Il prit part aux nombreux débats qui s'élèverent lorsqu'on agita la proposition d'accorder au roi l'exercice du droit de paix et de guerre[7].

«Les nations, dit-il, ne sont pas créées pour la gloire des rois, et vous n'avez vu dans les trophées que des sanglants fardeaux pour les peuples.....

«Jusqu'à ce jour l'Europe a présenté un spectacle affligeant de grandeur apparente et de misère réelle: on n'y comptait que des maisons de princes et des intérêts de familles; les nations n'y avaient qu'une existence accessoire et précaire. On possédait un empire comme des troupeaux; pour les menus plaisirs d'une fête, on ruinait une contrée; pour les pactes de quelques individus, on privait un pays de ses avantages naturels; la paix du monde dépendait d'une pleurésie, d'une chute de cheval; l'Inde et l'Amérique étaient plongées dans les calamités de la guerre pour la mort d'un enfant, et les rois, se disputant son héritage, vidaient leur querelle par le duel des nations.»

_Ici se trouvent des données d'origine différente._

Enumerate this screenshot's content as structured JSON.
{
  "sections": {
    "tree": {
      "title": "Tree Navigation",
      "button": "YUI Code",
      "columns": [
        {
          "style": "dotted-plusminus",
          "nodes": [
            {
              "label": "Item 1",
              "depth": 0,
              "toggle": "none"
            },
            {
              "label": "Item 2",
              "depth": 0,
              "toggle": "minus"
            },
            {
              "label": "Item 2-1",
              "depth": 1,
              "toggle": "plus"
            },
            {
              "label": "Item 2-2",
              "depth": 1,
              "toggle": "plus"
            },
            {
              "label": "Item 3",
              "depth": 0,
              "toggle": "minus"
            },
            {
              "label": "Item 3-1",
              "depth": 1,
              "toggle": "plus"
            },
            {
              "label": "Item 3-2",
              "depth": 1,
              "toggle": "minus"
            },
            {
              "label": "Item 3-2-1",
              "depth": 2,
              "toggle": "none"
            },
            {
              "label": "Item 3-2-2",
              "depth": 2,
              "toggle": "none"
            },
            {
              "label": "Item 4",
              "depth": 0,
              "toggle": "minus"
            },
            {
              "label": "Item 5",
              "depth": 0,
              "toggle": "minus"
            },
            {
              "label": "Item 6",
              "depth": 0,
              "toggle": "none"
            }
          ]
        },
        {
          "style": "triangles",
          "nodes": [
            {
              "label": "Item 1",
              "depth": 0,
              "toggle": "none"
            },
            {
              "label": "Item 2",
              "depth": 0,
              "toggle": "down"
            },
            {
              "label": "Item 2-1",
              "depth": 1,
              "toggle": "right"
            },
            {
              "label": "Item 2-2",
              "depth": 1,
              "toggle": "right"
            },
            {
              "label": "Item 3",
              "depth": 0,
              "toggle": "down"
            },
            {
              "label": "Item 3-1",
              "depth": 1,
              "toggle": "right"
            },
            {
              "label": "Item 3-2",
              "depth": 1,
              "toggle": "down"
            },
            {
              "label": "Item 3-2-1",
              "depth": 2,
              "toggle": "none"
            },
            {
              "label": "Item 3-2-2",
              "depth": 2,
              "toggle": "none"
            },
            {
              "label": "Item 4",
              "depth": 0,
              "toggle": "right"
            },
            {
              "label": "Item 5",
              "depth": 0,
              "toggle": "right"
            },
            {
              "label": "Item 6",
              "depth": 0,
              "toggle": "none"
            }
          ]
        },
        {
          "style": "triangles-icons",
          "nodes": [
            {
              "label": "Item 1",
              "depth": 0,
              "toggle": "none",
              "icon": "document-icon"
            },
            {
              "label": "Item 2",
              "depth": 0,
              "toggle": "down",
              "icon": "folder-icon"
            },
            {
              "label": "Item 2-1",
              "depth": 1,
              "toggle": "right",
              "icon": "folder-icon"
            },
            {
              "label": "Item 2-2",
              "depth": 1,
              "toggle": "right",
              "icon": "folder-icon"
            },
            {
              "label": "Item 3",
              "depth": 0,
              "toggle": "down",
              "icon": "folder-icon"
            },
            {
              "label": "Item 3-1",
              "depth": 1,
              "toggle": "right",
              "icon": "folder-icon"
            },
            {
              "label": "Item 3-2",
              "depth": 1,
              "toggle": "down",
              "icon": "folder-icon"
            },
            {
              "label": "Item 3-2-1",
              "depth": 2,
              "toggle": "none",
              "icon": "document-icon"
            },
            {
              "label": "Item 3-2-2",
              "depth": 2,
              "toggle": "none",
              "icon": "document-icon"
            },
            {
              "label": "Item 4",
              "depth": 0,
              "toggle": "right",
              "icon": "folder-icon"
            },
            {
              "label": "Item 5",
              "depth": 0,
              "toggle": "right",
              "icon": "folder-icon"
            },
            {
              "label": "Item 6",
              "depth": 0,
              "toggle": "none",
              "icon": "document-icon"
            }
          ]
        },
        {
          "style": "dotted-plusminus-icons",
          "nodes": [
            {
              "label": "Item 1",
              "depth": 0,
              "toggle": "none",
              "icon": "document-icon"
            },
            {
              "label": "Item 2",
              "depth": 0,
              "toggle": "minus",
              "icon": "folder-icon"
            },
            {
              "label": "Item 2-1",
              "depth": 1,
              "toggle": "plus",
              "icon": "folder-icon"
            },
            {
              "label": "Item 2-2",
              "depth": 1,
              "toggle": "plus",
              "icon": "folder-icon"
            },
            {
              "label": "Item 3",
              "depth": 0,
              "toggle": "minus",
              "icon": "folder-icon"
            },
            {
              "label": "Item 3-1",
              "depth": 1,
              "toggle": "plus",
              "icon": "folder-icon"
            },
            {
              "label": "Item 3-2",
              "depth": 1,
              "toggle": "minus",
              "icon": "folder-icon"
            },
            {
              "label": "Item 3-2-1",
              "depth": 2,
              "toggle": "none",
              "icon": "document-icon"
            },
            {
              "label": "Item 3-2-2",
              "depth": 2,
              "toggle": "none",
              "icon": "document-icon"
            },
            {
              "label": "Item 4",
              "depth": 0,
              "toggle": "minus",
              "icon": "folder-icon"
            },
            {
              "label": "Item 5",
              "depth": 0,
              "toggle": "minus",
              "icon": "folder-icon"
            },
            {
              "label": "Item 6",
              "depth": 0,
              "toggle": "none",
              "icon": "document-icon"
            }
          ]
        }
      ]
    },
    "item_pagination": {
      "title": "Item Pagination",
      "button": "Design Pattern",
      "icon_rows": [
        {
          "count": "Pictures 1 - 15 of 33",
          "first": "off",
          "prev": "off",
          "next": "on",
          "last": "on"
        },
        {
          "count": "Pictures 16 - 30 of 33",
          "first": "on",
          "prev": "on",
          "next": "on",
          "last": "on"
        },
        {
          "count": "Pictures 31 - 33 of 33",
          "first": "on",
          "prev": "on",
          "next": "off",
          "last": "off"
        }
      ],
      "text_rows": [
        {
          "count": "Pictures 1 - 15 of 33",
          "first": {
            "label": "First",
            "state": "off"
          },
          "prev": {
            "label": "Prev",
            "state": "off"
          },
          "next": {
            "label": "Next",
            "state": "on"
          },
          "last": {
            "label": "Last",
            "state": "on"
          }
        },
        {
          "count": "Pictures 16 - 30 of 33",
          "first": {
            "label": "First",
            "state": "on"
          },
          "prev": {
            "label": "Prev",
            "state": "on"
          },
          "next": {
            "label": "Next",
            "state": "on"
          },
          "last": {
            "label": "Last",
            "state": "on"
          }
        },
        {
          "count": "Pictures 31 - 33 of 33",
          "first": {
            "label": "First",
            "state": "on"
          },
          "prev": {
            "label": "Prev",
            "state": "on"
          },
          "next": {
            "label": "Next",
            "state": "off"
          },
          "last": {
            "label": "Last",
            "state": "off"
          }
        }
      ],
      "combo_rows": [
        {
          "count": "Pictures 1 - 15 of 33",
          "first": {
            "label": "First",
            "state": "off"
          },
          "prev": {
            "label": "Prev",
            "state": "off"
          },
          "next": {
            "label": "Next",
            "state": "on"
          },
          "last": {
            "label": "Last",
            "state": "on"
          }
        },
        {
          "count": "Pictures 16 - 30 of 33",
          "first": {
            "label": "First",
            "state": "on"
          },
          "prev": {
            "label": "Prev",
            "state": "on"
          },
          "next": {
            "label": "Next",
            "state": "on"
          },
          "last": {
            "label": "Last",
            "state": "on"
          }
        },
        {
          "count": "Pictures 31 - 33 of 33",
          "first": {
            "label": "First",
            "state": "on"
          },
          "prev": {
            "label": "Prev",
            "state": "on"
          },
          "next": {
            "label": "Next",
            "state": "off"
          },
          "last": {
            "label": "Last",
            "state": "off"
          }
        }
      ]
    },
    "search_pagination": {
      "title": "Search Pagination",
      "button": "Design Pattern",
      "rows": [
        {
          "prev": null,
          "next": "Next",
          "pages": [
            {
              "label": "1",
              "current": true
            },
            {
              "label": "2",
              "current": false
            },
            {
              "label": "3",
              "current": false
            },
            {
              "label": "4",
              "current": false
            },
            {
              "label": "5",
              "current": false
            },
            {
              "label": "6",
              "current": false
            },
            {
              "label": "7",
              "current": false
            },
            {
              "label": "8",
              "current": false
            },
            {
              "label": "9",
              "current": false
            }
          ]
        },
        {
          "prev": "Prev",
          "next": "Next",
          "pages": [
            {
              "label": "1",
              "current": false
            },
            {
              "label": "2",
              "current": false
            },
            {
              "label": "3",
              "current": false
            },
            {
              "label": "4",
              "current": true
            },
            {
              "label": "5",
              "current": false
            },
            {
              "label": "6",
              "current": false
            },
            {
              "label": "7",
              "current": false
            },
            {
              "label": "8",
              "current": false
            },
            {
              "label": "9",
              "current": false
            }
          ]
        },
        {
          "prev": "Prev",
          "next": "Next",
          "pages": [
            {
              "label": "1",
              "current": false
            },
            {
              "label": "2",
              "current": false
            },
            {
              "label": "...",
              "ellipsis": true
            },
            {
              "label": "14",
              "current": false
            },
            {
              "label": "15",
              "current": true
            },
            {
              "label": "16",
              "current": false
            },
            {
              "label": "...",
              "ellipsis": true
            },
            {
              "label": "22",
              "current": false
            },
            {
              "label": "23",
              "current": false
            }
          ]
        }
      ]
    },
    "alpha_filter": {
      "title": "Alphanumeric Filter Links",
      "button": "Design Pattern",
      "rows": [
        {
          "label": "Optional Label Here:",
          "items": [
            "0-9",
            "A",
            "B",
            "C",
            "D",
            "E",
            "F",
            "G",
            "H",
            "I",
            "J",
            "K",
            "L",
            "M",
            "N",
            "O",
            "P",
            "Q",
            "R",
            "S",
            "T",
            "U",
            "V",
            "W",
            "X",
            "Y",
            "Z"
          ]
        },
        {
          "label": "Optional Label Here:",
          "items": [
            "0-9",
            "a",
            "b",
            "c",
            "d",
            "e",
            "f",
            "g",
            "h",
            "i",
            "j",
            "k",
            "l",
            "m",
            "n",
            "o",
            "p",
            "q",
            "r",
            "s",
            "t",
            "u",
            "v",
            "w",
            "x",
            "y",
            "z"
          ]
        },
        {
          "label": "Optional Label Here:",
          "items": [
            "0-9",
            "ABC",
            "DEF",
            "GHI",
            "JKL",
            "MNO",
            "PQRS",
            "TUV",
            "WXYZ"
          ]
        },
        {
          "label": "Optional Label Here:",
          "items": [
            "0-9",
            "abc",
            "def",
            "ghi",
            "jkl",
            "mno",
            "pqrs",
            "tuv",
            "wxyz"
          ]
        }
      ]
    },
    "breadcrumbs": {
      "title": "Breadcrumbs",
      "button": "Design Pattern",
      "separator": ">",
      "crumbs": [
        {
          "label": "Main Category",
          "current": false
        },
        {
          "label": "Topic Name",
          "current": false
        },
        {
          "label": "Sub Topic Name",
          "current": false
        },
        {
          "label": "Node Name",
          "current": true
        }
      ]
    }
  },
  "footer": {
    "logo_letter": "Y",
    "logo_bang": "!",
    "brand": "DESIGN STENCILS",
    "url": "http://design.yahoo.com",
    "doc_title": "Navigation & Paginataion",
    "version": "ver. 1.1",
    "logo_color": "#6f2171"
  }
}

Il finit par proposer un décret remarquable qui se terminait par ces mots:

«La nation française s'interdit dès ce moment d'entreprendre aucune guerre tendante à accroître son territoire.»

Cette proposition fait honneur au patriotisme éclairé de Volney, et l'assemblée se hâta d'en consacrer le principe dans la loi qui intervint. Ce fut cette même année que, sur la proposition de Mirabeau, on s'occupa de la vente des domaines nationaux; Volney publia dans le Moniteur quelques réflexions où il pose ces principes:

«La puissance d'un état est en raison de sa population; la population est en raison de l'abondance; l'abondance est en raison de l'activité de la culture, et celle-ci en raison de l'intérêt personnel et direct, c'est-à-dire de l'esprit de propriété: d'où il suit que plus le cultivateur se rapproche de l'état passif de mercenaire, moins il a d'industrie et d'activité; au contraire, plus il est près de la condition de propriétaire libre et plénier, plus il développe les forces et les produits de la terre et la richesse générale de l'État.»

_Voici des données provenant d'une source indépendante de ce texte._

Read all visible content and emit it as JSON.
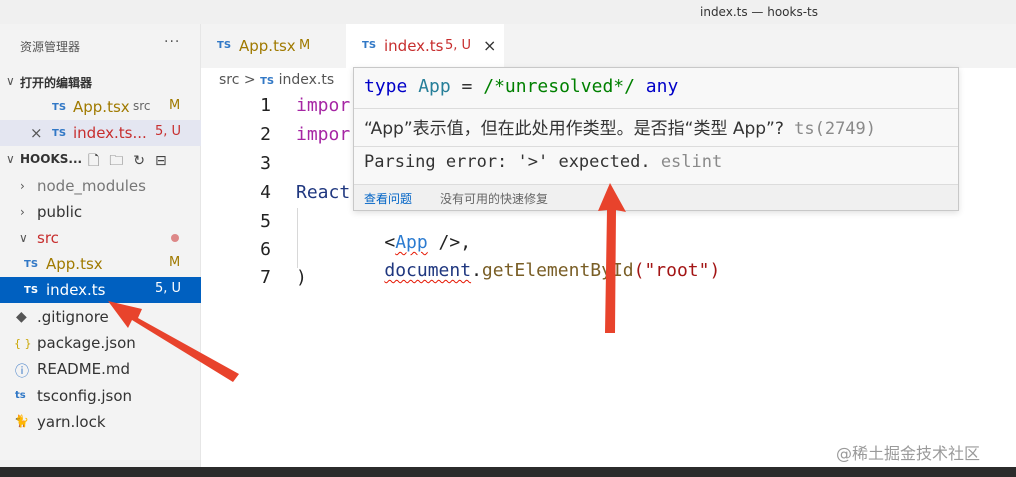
{
  "window": {
    "title": "index.ts — hooks-ts"
  },
  "sidebar": {
    "header": "资源管理器",
    "more": "···",
    "open_editors": {
      "title": "打开的编辑器",
      "items": [
        {
          "lang": "TS",
          "name": "App.tsx",
          "dir": "src",
          "status": "M"
        },
        {
          "lang": "TS",
          "name": "index.ts...",
          "status": "5, U"
        }
      ]
    },
    "project": {
      "title": "HOOKS...",
      "items": [
        {
          "name": "node_modules"
        },
        {
          "name": "public"
        },
        {
          "name": "src"
        },
        {
          "lang": "TS",
          "name": "App.tsx",
          "status": "M"
        },
        {
          "lang": "TS",
          "name": "index.ts",
          "status": "5, U"
        },
        {
          "icon": "◆",
          "name": ".gitignore"
        },
        {
          "icon": "{ }",
          "name": "package.json"
        },
        {
          "icon": "ⓘ",
          "name": "README.md"
        },
        {
          "icon": "ts",
          "name": "tsconfig.json"
        },
        {
          "icon": "🐈",
          "name": "yarn.lock"
        }
      ]
    }
  },
  "tabs": [
    {
      "lang": "TS",
      "name": "App.tsx",
      "status": "M"
    },
    {
      "lang": "TS",
      "name": "index.ts",
      "status": "5, U",
      "close": "×"
    }
  ],
  "breadcrumb": {
    "folder": "src",
    "sep": ">",
    "lang": "TS",
    "file": "index.ts"
  },
  "code": {
    "line_numbers": [
      "1",
      "2",
      "3",
      "4",
      "5",
      "6",
      "7"
    ],
    "l1": "impor",
    "l2": "impor",
    "l4": "React",
    "l5_a": "<",
    "l5_b": "App",
    "l5_c": " />,",
    "l6_a": "document",
    "l6_b": ".",
    "l6_c": "getElementById",
    "l6_d": "(\"root\")",
    "l7": ")"
  },
  "hover": {
    "sig_kw": "type",
    "sig_name": " App",
    "sig_eq": " = ",
    "sig_comment": "/*unresolved*/",
    "sig_any": " any",
    "message": "“App”表示值，但在此处用作类型。是否指“类型 App”?",
    "message_source": " ts(2749)",
    "lint_message": "Parsing error: '>' expected.",
    "lint_source": " eslint",
    "action_view": "查看问题",
    "action_nofix": "没有可用的快速修复"
  },
  "watermark": "@稀土掘金技术社区",
  "colors": {
    "selection": "#0060c0",
    "arrow": "#e8432c",
    "error": "#c72e2e",
    "modified": "#a07a00"
  }
}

En suivant ce raisonnement si juste et si péremptoire, on arrive naturellement à cette conséquence, qu'un État est d'autant plus puissant qu'il compte un plus grand nombre de propriétaires, c'est-à-dire, une plus grande division de propriétés.

Jamais aucune assemblée législative n'avait offert une plus belle réunion d'orateurs célèbres. Dans les discussions importantes, ils se pressaient en foule à la tribune; tous brûlaient du désir de soutenir la cause de la liberté, mais de cette liberté sage et limitée, premier droit des peuples.

Tout le monde connaît ce mouvement oratoire de Mirabeau dans une discussion relative au clergé:.... Je vois d'ici la fenêtre d'où la main sacrilège d'un de nos rois, etc.;..... mais peu de personnes savent à qui ce mouvement oratoire fut emprunté. Vingt députés assiégeaient les degrés de la tribune nationale. «Vous aussi! dit Mirabeau à Volney qui tenait un discours à la main.—Je ne vous retarderai pas long-temps;—Montrez-moi ce que vous avez à dire.... Cela est beau, sublime;.... mais ce n'est pas avec une voix faible, une physionomie calme, qu'on tire parti de ces choses-là; donnez-les moi.» Mirabeau fondit dans son discours le passage relatif à Charles IX, et en tira un des plus grands effets qu'ait jamais produits l'éloquence.